Publié il y a 5 ans - Mise à jour le 14.07.2018 - philippe-gavillet-de-peney - 5 min  - vu 2461 fois

FAIT DU JOUR Ramadan : table ouverte pour la rupture du jeûne

Alors que le ramadan bat son plein, à Nîmes, à l'heure de repas du soir, Objectif Gard est allé à la rencontre des fidèles de la mosquée de la Miséricorde de la gare et de son président.

Pour le repas de rupture du jeûne quotidien, comme le veut la tradition, tous ceux qui le veulent peuvent partager le repas quelle que soit leur religion (Photo : Philippe Gavillet de Peney/Objectif Gard)

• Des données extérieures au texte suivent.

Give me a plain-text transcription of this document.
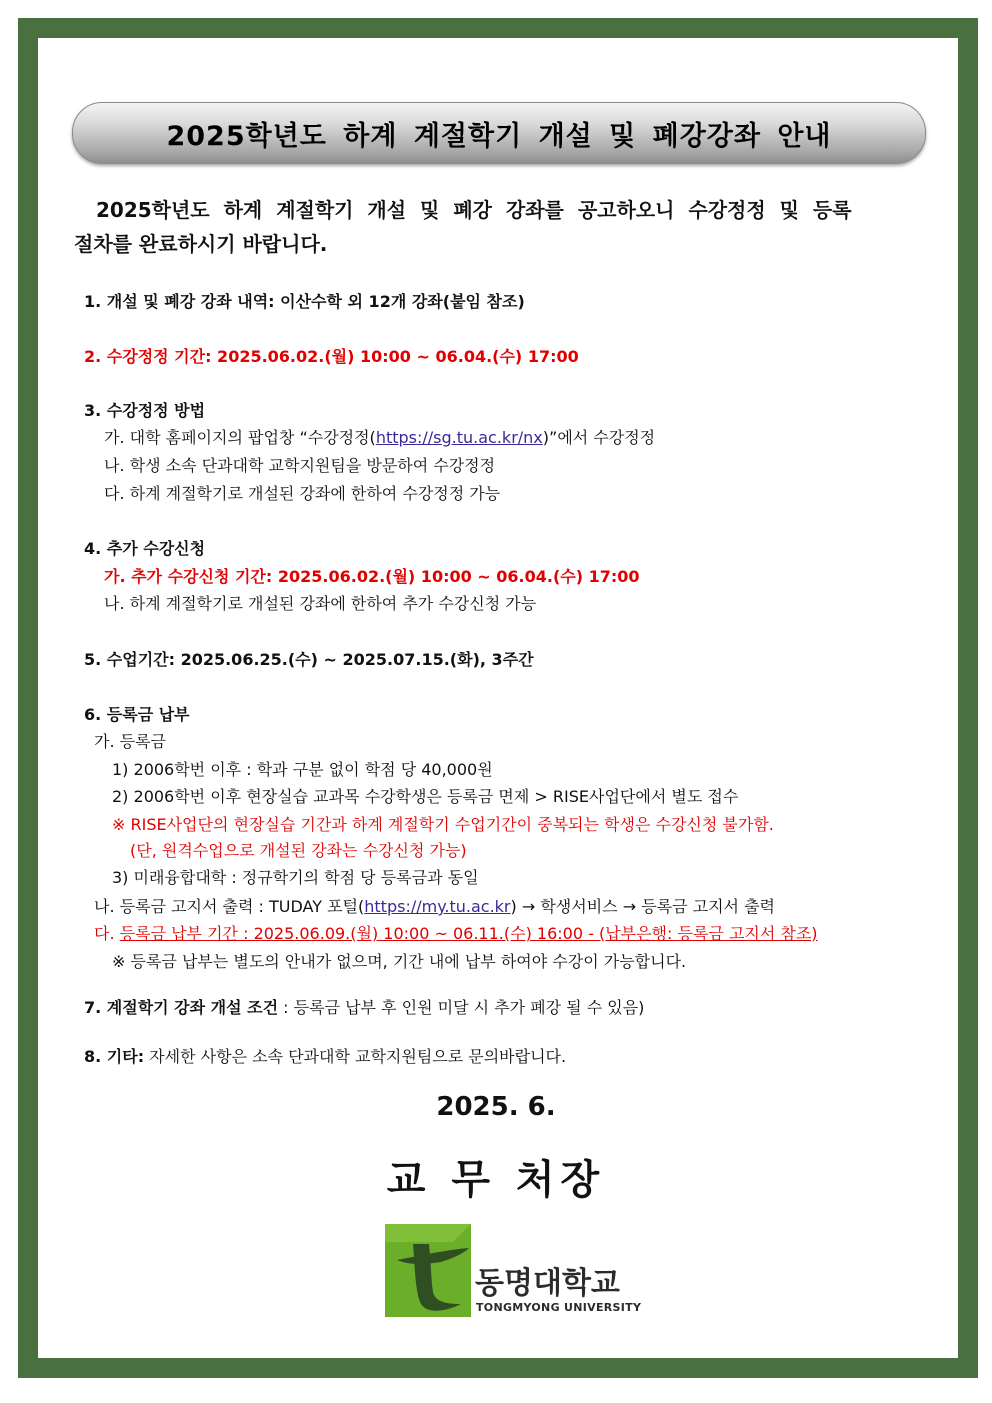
2025학년도 하계 계절학기 개설 및 폐강강좌 안내
2025학년도 하계 계절학기 개설 및 폐강 강좌를 공고하오니 수강정정 및 등록
절차를 완료하시기 바랍니다.
1. 개설 및 폐강 강좌 내역: 이산수학 외 12개 강좌(붙임 참조)
2. 수강정정 기간: 2025.06.02.(월) 10:00 ~ 06.04.(수) 17:00
3. 수강정정 방법
가. 대학 홈페이지의 팝업창 “수강정정(https://sg.tu.ac.kr/nx)”에서 수강정정
나. 학생 소속 단과대학 교학지원팀을 방문하여 수강정정
다. 하계 계절학기로 개설된 강좌에 한하여 수강정정 가능
4. 추가 수강신청
가. 추가 수강신청 기간: 2025.06.02.(월) 10:00 ~ 06.04.(수) 17:00
나. 하계 계절학기로 개설된 강좌에 한하여 추가 수강신청 가능
5. 수업기간: 2025.06.25.(수) ~ 2025.07.15.(화), 3주간
6. 등록금 납부
가. 등록금
1) 2006학번 이후 : 학과 구분 없이 학점 당 40,000원
2) 2006학번 이후 현장실습 교과목 수강학생은 등록금 면제 > RISE사업단에서 별도 접수
※ RISE사업단의 현장실습 기간과 하계 계절학기 수업기간이 중복되는 학생은 수강신청 불가함.
(단, 원격수업으로 개설된 강좌는 수강신청 가능)
3) 미래융합대학 : 정규학기의 학점 당 등록금과 동일
나. 등록금 고지서 출력 : TUDAY 포털(https://my.tu.ac.kr) → 학생서비스 → 등록금 고지서 출력
다. 등록금 납부 기간 : 2025.06.09.(월) 10:00 ~ 06.11.(수) 16:00 - (납부은행: 등록금 고지서 참조)
※ 등록금 납부는 별도의 안내가 없으며, 기간 내에 납부 하여야 수강이 가능합니다.
7. 계절학기 강좌 개설 조건 : 등록금 납부 후 인원 미달 시 추가 폐강 될 수 있음)
8. 기타: 자세한 사항은 소속 단과대학 교학지원팀으로 문의바랍니다.
2025. 6.
교 무 처장
동명대학교
TONGMYONG UNIVERSITY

Créée en 1975 à un jet de pierre de la gare, la mosquée de la Miséricorde est l'une des six mosquées de Nîmes. L'une des plus importantes aussi en matière de fréquentation. Chaque vendredi, à l'occasion de la prière collective, ce sont peu ou prou 700 fidèles qui communient dans les trois salles de prière dont une est réservée aux femmes.

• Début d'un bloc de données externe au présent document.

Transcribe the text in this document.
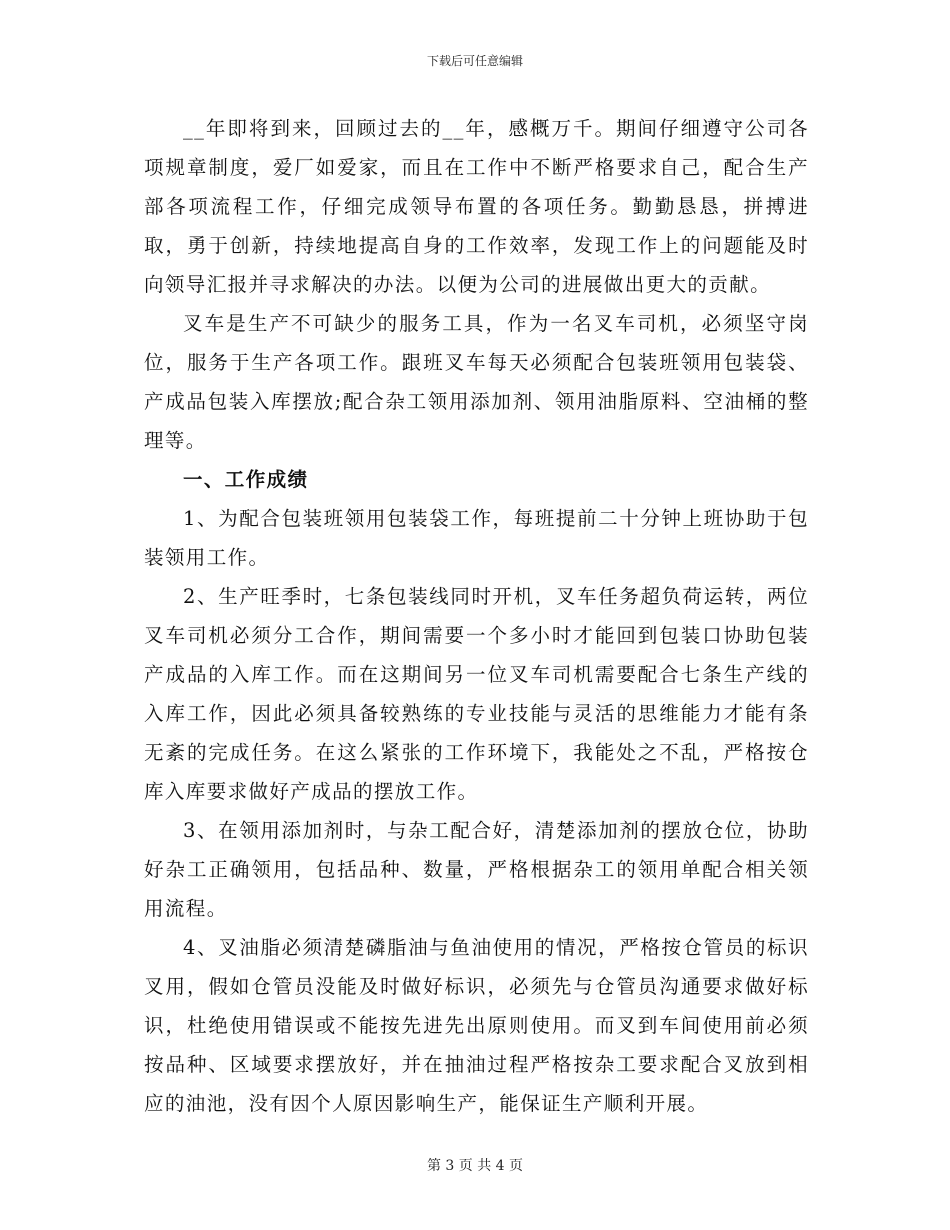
下载后可任意编辑

__年即将到来，回顾过去的__年，感概万千。期间仔细遵守公司各项规章制度，爱厂如爱家，而且在工作中不断严格要求自己，配合生产部各项流程工作，仔细完成领导布置的各项任务。勤勤恳恳，拼搏进取，勇于创新，持续地提高自身的工作效率，发现工作上的问题能及时向领导汇报并寻求解决的办法。以便为公司的进展做出更大的贡献。

叉车是生产不可缺少的服务工具，作为一名叉车司机，必须坚守岗位，服务于生产各项工作。跟班叉车每天必须配合包装班领用包装袋、产成品包装入库摆放;配合杂工领用添加剂、领用油脂原料、空油桶的整理等。

一、工作成绩

1、为配合包装班领用包装袋工作，每班提前二十分钟上班协助于包装领用工作。

2、生产旺季时，七条包装线同时开机，叉车任务超负荷运转，两位叉车司机必须分工合作，期间需要一个多小时才能回到包装口协助包装产成品的入库工作。而在这期间另一位叉车司机需要配合七条生产线的入库工作，因此必须具备较熟练的专业技能与灵活的思维能力才能有条无紊的完成任务。在这么紧张的工作环境下，我能处之不乱，严格按仓库入库要求做好产成品的摆放工作。

3、在领用添加剂时，与杂工配合好，清楚添加剂的摆放仓位，协助好杂工正确领用，包括品种、数量，严格根据杂工的领用单配合相关领用流程。

4、叉油脂必须清楚磷脂油与鱼油使用的情况，严格按仓管员的标识叉用，假如仓管员没能及时做好标识，必须先与仓管员沟通要求做好标识，杜绝使用错误或不能按先进先出原则使用。而叉到车间使用前必须按品种、区域要求摆放好，并在抽油过程严格按杂工要求配合叉放到相应的油池，没有因个人原因影响生产，能保证生产顺利开展。

第 3 页 共 4 页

Dimanche 10 juin. De l'extérieur rien ne distingue cette bâtisse de celles qui l'entourent. Et aucun panneau ni signe distinctif n'indique le bâtiment cultuel. Guidée par notre instinct, nous passons la tête par la seule grille ouverte et des inscriptions en Arabe nous confortent : nous sommes arrivés. Ce soir-là, la rupture du jeûne a été précisément fixée à 21h29 et, prévenu de notre visite, le cuisinier Momo et son équipe nous accueillent à bras ouverts dans sa cuisine.

Dans une grande gamelle mitonne une chorba (**) aux effluves appétissantes. Et bien qu'ayant déjà dîné, pas question de faire d'affront à nos hôtes : il faudra accepter des dattes et goûter un bol de soupe... Le tardif défi culinaire n'a rien d'un challenge car elle est vraiment bonne... Aux manettes depuis une dizaine d'années, Momo connaît son affaire. Durant le ramadan (*), le sympathique maître-queux prépare chaque soir à manger pour 80 personnes. "Des fois, il m'arrive de faire pour encore plus !", précise-t-il sous le regard complice de ses acolytes.

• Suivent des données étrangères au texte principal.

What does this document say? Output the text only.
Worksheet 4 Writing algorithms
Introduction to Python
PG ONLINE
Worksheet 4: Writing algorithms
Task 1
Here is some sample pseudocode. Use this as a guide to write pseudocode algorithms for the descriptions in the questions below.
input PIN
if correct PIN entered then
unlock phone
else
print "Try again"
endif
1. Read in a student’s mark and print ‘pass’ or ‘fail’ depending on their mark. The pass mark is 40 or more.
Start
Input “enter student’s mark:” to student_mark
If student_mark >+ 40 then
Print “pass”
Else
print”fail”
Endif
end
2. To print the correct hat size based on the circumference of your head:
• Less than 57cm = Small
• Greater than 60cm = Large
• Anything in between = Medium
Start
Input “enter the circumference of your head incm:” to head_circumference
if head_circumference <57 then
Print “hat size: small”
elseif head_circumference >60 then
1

Avec Momo, et comme indiqué sur son tablier, le chef est dans la cuisine à surveiller la chorba ! (Photo : Philippe Gavillet de Peney/Objectif Gard)

La rupture du jeûne : un repas œcuménique

Et comme c'est la coutume, ici c'est table ouverte et chacun peut venir s'asseoir et partager le repas pris en commun. Ce soir-là, attablés au calme, en plein air, au fond de la cour, les commensaux se comptent une bonne soixantaine. Sur les tables, c'est l'abondance : des cerises, des dattes, du pain, le traditionnel lait caillé, la chorba et de beaux morceaux de bœuf mis en oeuvre par l'amphitryon Momo qui veille aux bien-être de ses invités. L'ambiance est calme et, logiquement affamés et assoifés après la journée de jeûne, les invités se concentrent plutôt sur la nourriture que sur la conversation. D’autant que la prochaine prière est fixée à 21h55 et qu'il n'y pas trop de temps à perdre...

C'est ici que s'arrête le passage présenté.